ライフスタイル

シールと幼心/文・上白石萌歌

ひとりがたり Vol.29

2026年2月28日

ひとりがたり


photo & text: Moka Kamishiraishi
illustration: Jun Ando

シール、それは幼い頃からわたしをきらきらと照らしつづけてくれるもの。わたしの心をとらえて離さないもの。

人差し指と親指でそっとつまんで台紙から剥がし、ぺたりと好きな場所に貼り付ける。日記帳の隅っこやリップクリームの蓋、ヘッドホン、鏡、文庫本の裏表紙。たとえそれがどんなに小さなものだとしても、貼った部分は見違えるほど愛おしく、特別な場所になるのだ。
シールはわたしたちのいちばん近くにある魔法だと言っても過言ではない。

2025年11月、わたしに空前のシールブームが到来した。幼い頃は当たり前のようにシールを集め、同じクラスの友達とよく交換していたものだが、大人になってからは手紙の封をするためのもの、まあ持ってたら便利だよね、くらいにいったんシール熱は落ち着いていた。

しかしとある日、わたしは文具屋に並んでいた“ノンタンフレークシール“のかわいさに、胸がつぶれるほどときめいてしまったのだ。大きな流れ星に乗ってニコニコこっちを見ているノンタン、シャボン玉を吹いているノンタン、起きたての寝ぼけ眼のノンタン…。さすがにかわいすぎる。ノンタンは幼い頃絵本をたくさん読んでいたので、ノスタルジーも相まってわたしを殴ってくる。気づいたら全種類握りしめてレジに並んでいた。
この、“ノンタンフレークシール“との出会いが、わたしの第二次シールブームの幕開けとなった。
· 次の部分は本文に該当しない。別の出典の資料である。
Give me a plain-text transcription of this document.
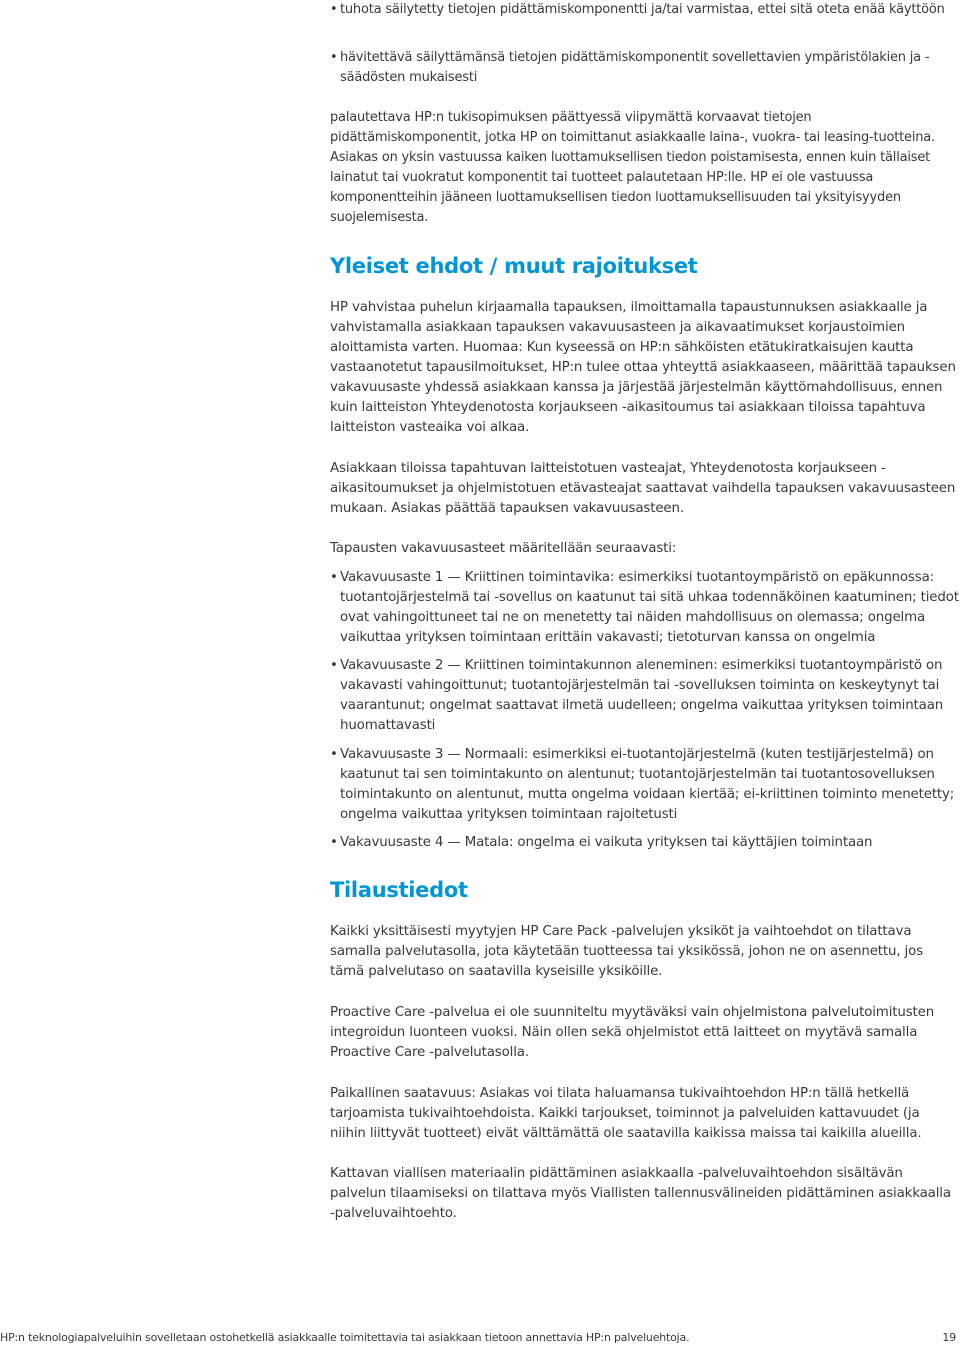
• tuhota säilytetty tietojen pidättämiskomponentti ja/tai varmistaa, ettei sitä oteta enää käyttöön
• hävitettävä säilyttämänsä tietojen pidättämiskomponentit sovellettavien ympäristölakien ja -säädösten mukaisesti

palautettava HP:n tukisopimuksen päättyessä viipymättä korvaavat tietojen pidättämiskomponentit, jotka HP on toimittanut asiakkaalle laina-, vuokra- tai leasing-tuotteina. Asiakas on yksin vastuussa kaiken luottamuksellisen tiedon poistamisesta, ennen kuin tällaiset lainatut tai vuokratut komponentit tai tuotteet palautetaan HP:lle. HP ei ole vastuussa komponentteihin jääneen luottamuksellisen tiedon luottamuksellisuuden tai yksityisyyden suojelemisesta.

Yleiset ehdot / muut rajoitukset

HP vahvistaa puhelun kirjaamalla tapauksen, ilmoittamalla tapaustunnuksen asiakkaalle ja vahvistamalla asiakkaan tapauksen vakavuusasteen ja aikavaatimukset korjaustoimien aloittamista varten. Huomaa: Kun kyseessä on HP:n sähköisten etätukiratkaisujen kautta vastaanotetut tapausilmoitukset, HP:n tulee ottaa yhteyttä asiakkaaseen, määrittää tapauksen vakavuusaste yhdessä asiakkaan kanssa ja järjestää järjestelmän käyttömahdollisuus, ennen kuin laitteiston Yhteydenotosta korjaukseen -aikasitoumus tai asiakkaan tiloissa tapahtuva laitteiston vasteaika voi alkaa.

Asiakkaan tiloissa tapahtuvan laitteistotuen vasteajat, Yhteydenotosta korjaukseen -aikasitoumukset ja ohjelmistotuen etävasteajat saattavat vaihdella tapauksen vakavuusasteen mukaan. Asiakas päättää tapauksen vakavuusasteen.

Tapausten vakavuusasteet määritellään seuraavasti:

• Vakavuusaste 1 — Kriittinen toimintavika: esimerkiksi tuotantoympäristö on epäkunnossa: tuotantojärjestelmä tai -sovellus on kaatunut tai sitä uhkaa todennäköinen kaatuminen; tiedot ovat vahingoittuneet tai ne on menetetty tai näiden mahdollisuus on olemassa; ongelma vaikuttaa yrityksen toimintaan erittäin vakavasti; tietoturvan kanssa on ongelmia
• Vakavuusaste 2 — Kriittinen toimintakunnon aleneminen: esimerkiksi tuotantoympäristö on vakavasti vahingoittunut; tuotantojärjestelmän tai -sovelluksen toiminta on keskeytynyt tai vaarantunut; ongelmat saattavat ilmetä uudelleen; ongelma vaikuttaa yrityksen toimintaan huomattavasti
• Vakavuusaste 3 — Normaali: esimerkiksi ei-tuotantojärjestelmä (kuten testijärjestelmä) on kaatunut tai sen toimintakunto on alentunut; tuotantojärjestelmän tai tuotantosovelluksen toimintakunto on alentunut, mutta ongelma voidaan kiertää; ei-kriittinen toiminto menetetty; ongelma vaikuttaa yrityksen toimintaan rajoitetusti
• Vakavuusaste 4 — Matala: ongelma ei vaikuta yrityksen tai käyttäjien toimintaan
Tilaustiedot

Kaikki yksittäisesti myytyjen HP Care Pack -palvelujen yksiköt ja vaihtoehdot on tilattava samalla palvelutasolla, jota käytetään tuotteessa tai yksikössä, johon ne on asennettu, jos tämä palvelutaso on saatavilla kyseisille yksiköille.

Proactive Care -palvelua ei ole suunniteltu myytäväksi vain ohjelmistona palvelutoimitusten integroidun luonteen vuoksi. Näin ollen sekä ohjelmistot että laitteet on myytävä samalla Proactive Care -palvelutasolla.

Paikallinen saatavuus: Asiakas voi tilata haluamansa tukivaihtoehdon HP:n tällä hetkellä tarjoamista tukivaihtoehdoista. Kaikki tarjoukset, toiminnot ja palveluiden kattavuudet (ja niihin liittyvät tuotteet) eivät välttämättä ole saatavilla kaikissa maissa tai kaikilla alueilla.

Kattavan viallisen materiaalin pidättäminen asiakkaalla -palveluvaihtoehdon sisältävän palvelun tilaamiseksi on tilattava myös Viallisten tallennusvälineiden pidättäminen asiakkaalla -palveluvaihtoehto.

HP:n teknologiapalveluihin sovelletaan ostohetkellä asiakkaalle toimitettavia tai asiakkaan tietoon annettavia HP:n palveluehtoja.	19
そこからわたしは、幼心を取り戻したかのように一心不乱にさまざまなシールを集めだした。ノンタンに限らず、たれぱんだやこげぱん、OSAMU GOODS、たまごっちなど、わたしの幼い頃の日々を彩ってくれた心の友たちを中心に、モウレツな勢いで増え続けるシールたち。とうとうシールボックスに収まり切らず、流行りのシール帳に手を出すと、なんとびっくり、シールの方からわたしに歩み寄ってくるようになったのだ。シール帳を持ち歩くことでさまざまな人からシールをもらうようになり、どの文具屋を回っても手に入らなかったシール界のツチノコ、ボンボンドロップシール(飴玉のようにぷっくりと透き通ったシールのこと)もゲットしてしまった。
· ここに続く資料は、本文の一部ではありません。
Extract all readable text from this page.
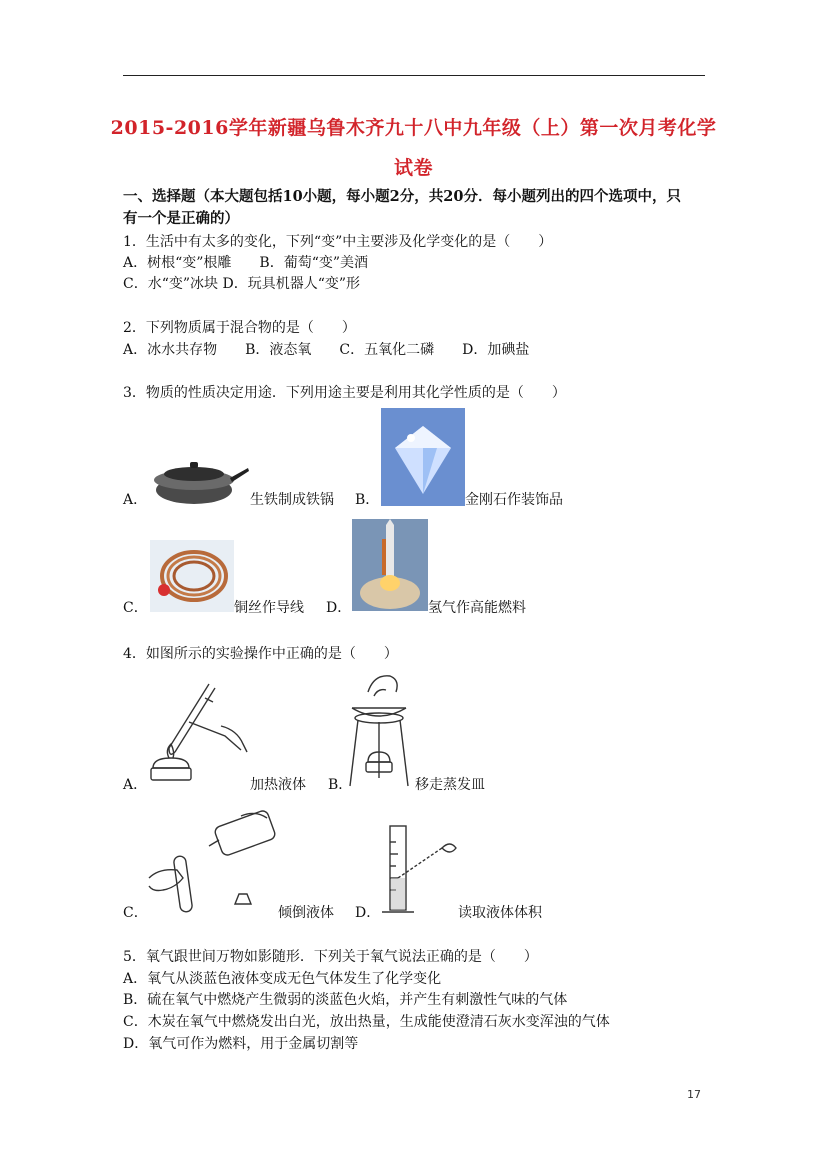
2015-2016学年新疆乌鲁木齐九十八中九年级（上）第一次月考化学
试卷
一、选择题（本大题包括10小题，每小题2分，共20分．每小题列出的四个选项中，只
有一个是正确的）
1．生活中有太多的变化，下列“变”中主要涉及化学变化的是（　　）
A．树根“变”根雕　　B．葡萄“变”美酒
C．水“变”冰块 D．玩具机器人“变”形
2．下列物质属于混合物的是（　　）
A．冰水共存物　　B．液态氧　　C．五氧化二磷　　D．加碘盐
3．物质的性质决定用途．下列用途主要是利用其化学性质的是（　　）
A．	生铁制成铁锅 B．	金刚石作装饰品
C．	铜丝作导线 D．	氢气作高能燃料
4．如图所示的实验操作中正确的是（　　）
A．	加热液体 B．	移走蒸发皿
C．	倾倒液体 D．	读取液体体积
5．氧气跟世间万物如影随形．下列关于氧气说法正确的是（　　）
A．氧气从淡蓝色液体变成无色气体发生了化学变化
B．硫在氧气中燃烧产生微弱的淡蓝色火焰，并产生有刺激性气味的气体
C．木炭在氧气中燃烧发出白光，放出热量，生成能使澄清石灰水变浑浊的气体
D．氧气可作为燃料，用于金属切割等
17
ものの一ヶ月でパンパンに膨れ上がったわたしのシール帳。ページをめくるたびにシールをくれたあの子の顔が浮かび、なつかしいキャラクターたちに目尻もやわらかく下がる。ここには夢と自由とときめきと愛が詰まっている。開くたびに胸のまんなかにある大きな鈴が、幼い頃と同じ音でりーん、とかわいく鳴るのだ。

シールはいつだってわたしを虹色の気持ちにさせてくれる魔法。これからどれだけ歳を重ねても、心のなかをきらきらした光で満たしていたい。

カバーの「も か」シールは母がくれました

ひとこと
さいきんサブスク解禁されておめでたいのでテーマソングは「ザ⭐️ピ〜ス!」にしました!
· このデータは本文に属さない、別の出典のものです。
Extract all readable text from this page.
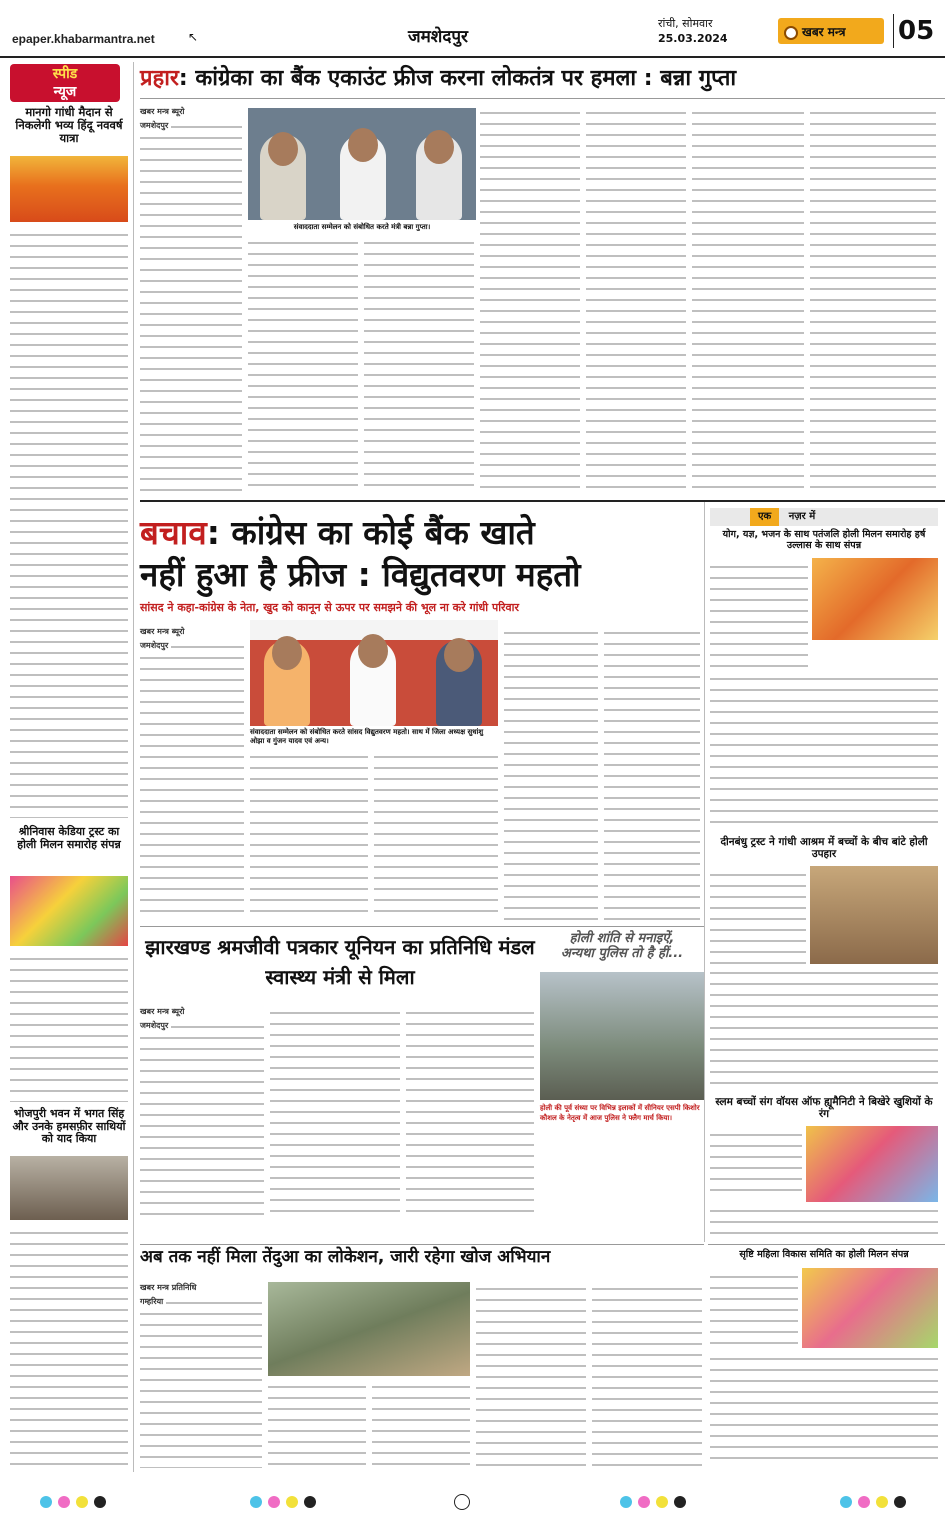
epaper.khabarmantra.net	↖	जमशेदपुर
रांची, सोमवार
25.03.2024	खबर मन्त्र	05
स्पीड
न्यूज
मानगो गांधी मैदान से निकलेगी भव्य हिंदू नववर्ष यात्रा
श्रीनिवास केडिया ट्रस्ट का होली मिलन समारोह संपन्न
भोजपुरी भवन में भगत सिंह और उनके हमसफ़ीर साथियों को याद किया
प्रहार: कांग्रेका का बैंक एकाउंट फ्रीज करना लोकतंत्र पर हमला : बन्ना गुप्ता
खबर मन्त्र ब्यूरो
जमशेदपुर
संवाददाता सम्मेलन को संबोधित करते मंत्री बन्ना गुप्ता।
बचाव: कांग्रेस का कोई बैंक खाते
नहीं हुआ है फ्रीज : विद्युतवरण महतो
सांसद ने कहा-कांग्रेस के नेता, खुद को कानून से ऊपर पर समझने की भूल ना करे गांधी परिवार
खबर मन्त्र ब्यूरो
जमशेदपुर
संवाददाता सम्मेलन को संबोधित करते सांसद विद्युतवरण महतो। साथ में जिला अध्यक्ष सुधांशु ओझा व गुंजन यादव एवं अन्य।
एक नज़र में
योग, यज्ञ, भजन के साथ पतंजलि होली मिलन समारोह हर्ष उल्लास के साथ संपन्न
दीनबंधु ट्रस्ट ने गांधी आश्रम में बच्चों के बीच बांटे होली उपहार
स्लम बच्चों संग वॉयस ऑफ ह्यूमैनिटी ने बिखेरे खुशियों के रंग
झारखण्ड श्रमजीवी पत्रकार यूनियन का प्रतिनिधि मंडल स्वास्थ्य मंत्री से मिला
खबर मन्त्र ब्यूरो
जमशेदपुर
होली शांति से मनाइऐं,
अन्यथा पुलिस तो है हीं...
होली की पूर्व संध्या पर विभिन्न इलाकों में सीनियर एसपी किशोर कौशल के नेतृत्व में आज पुलिस ने फ्लैग मार्च किया।
सृष्टि महिला विकास समिति का होली मिलन संपन्न
अब तक नहीं मिला तेंदुआ का लोकेशन, जारी रहेगा खोज अभियान
खबर मन्त्र प्रतिनिधि
गम्हरिया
上白石的テーマソング:ザ⭐️ピ〜ス!/モーニング娘。

プロフィール

シールと幼心/文・上白石萌歌

上白石萌歌

かみしらいし・もか|2000年生まれ。鹿児島県出身。2011年、第7回「東宝シンデレラ」オーディショングランプリを受賞。12歳でドラマ『分身』(12/WOWOW)にて俳優デビュー。ミュージカル『赤毛のアン』(16)では最年少で主人公を演じた。映画『羊と鋼の森』(18/東宝)で第42回日本アカデミー賞新人俳優賞を受賞。主な出演作にドラマ『義母と娘のブルース』(18/TBS)、『教場Ⅱ』(21/フジテレビ)、『警視庁アウトサイダー』(23/テレビ朝日)、『ペンディングトレイン-8時23分、明日 君と』(23/TBS)、『パリピ孔明』(23/フジテレビ)、『滅相も無い』(24/MBS)、『イグナイト –法の無法者–』(25/TBS)、映画『366日』(25/松竹)、『ロマンティック・キラー』(25/東宝)など。主演ドラマ『パンダより恋が苦手な私たち』(NTV)が現在放送中。adieu名義で歌手活動も行う。